VMware’s tolerance feature many not work when using a virtual virtualization lab; that’s because ti’s very hardware specific. Finaly performance, may suffer. You’re trying to do so many tasks with your existing desktop or laptop system even if you upgrade the RAM and you have a really beefy system you are still trying to run multiple virtual machines that are very resource intensive on that one system. So, just keep that in mine. It’s a great low cost option, it is portable – you can put on a laptop, you can take it with you on the road – you can demo virtualization , you don’t have to spend a lot of money on servers which take up a lot of room, create heat and use a lot of electricity. Also, it’s going to be lower performance, so just how those expectations up front when you start creating your lab.

Physical Servers

If you opt for a physical server, even if you are just going to get one dedicated server and then use that to build a virtual virtualization lab on, you have two options for those physical servers:

You could use a white box server which is a generic server which you build yourself or you have someone else build it for you. If you use a white box server, chances are you’ll get more value for money so you get a higher performance system but on the other hand that white box server isn’t going to be on the VMWare or Microsoft hardware compatibility list. So, you take the chance of getting that server put together and then the network interface card or the storage controller doesn’t work, you have to take those back, return them and get some different models that do work.

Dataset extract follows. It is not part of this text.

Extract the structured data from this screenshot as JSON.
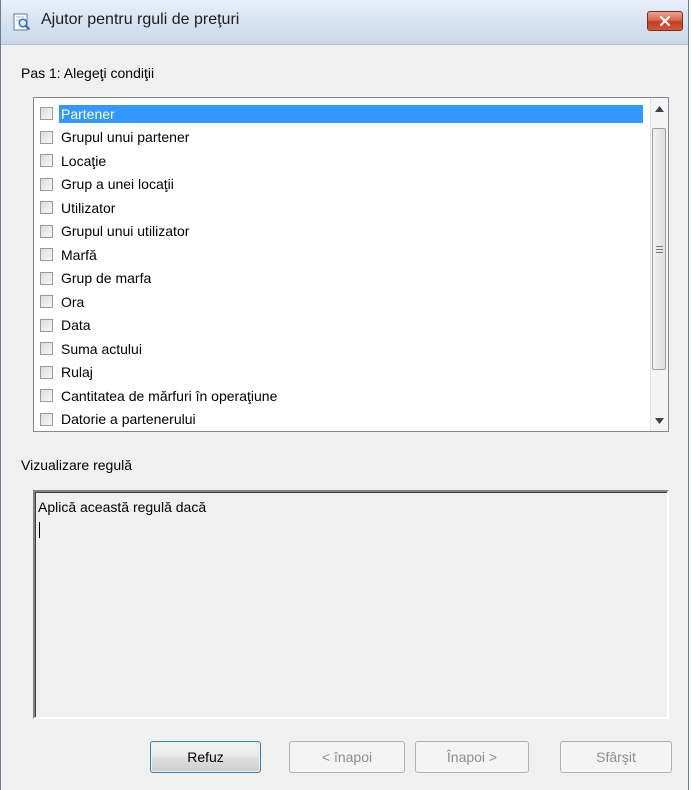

Option two is to get a Name-Brand server and if you are doing that very likely it will be on the hardware compatibility list, but you do need to check those list make sure that this server with its specific CPU and hardware interface cards are on the hardware compatibility list. Also make sure that they are even compatible with specific features; for example there are servers that are on VMWare’s hardware compatibility list and compatible with the Fault Tolerant feature.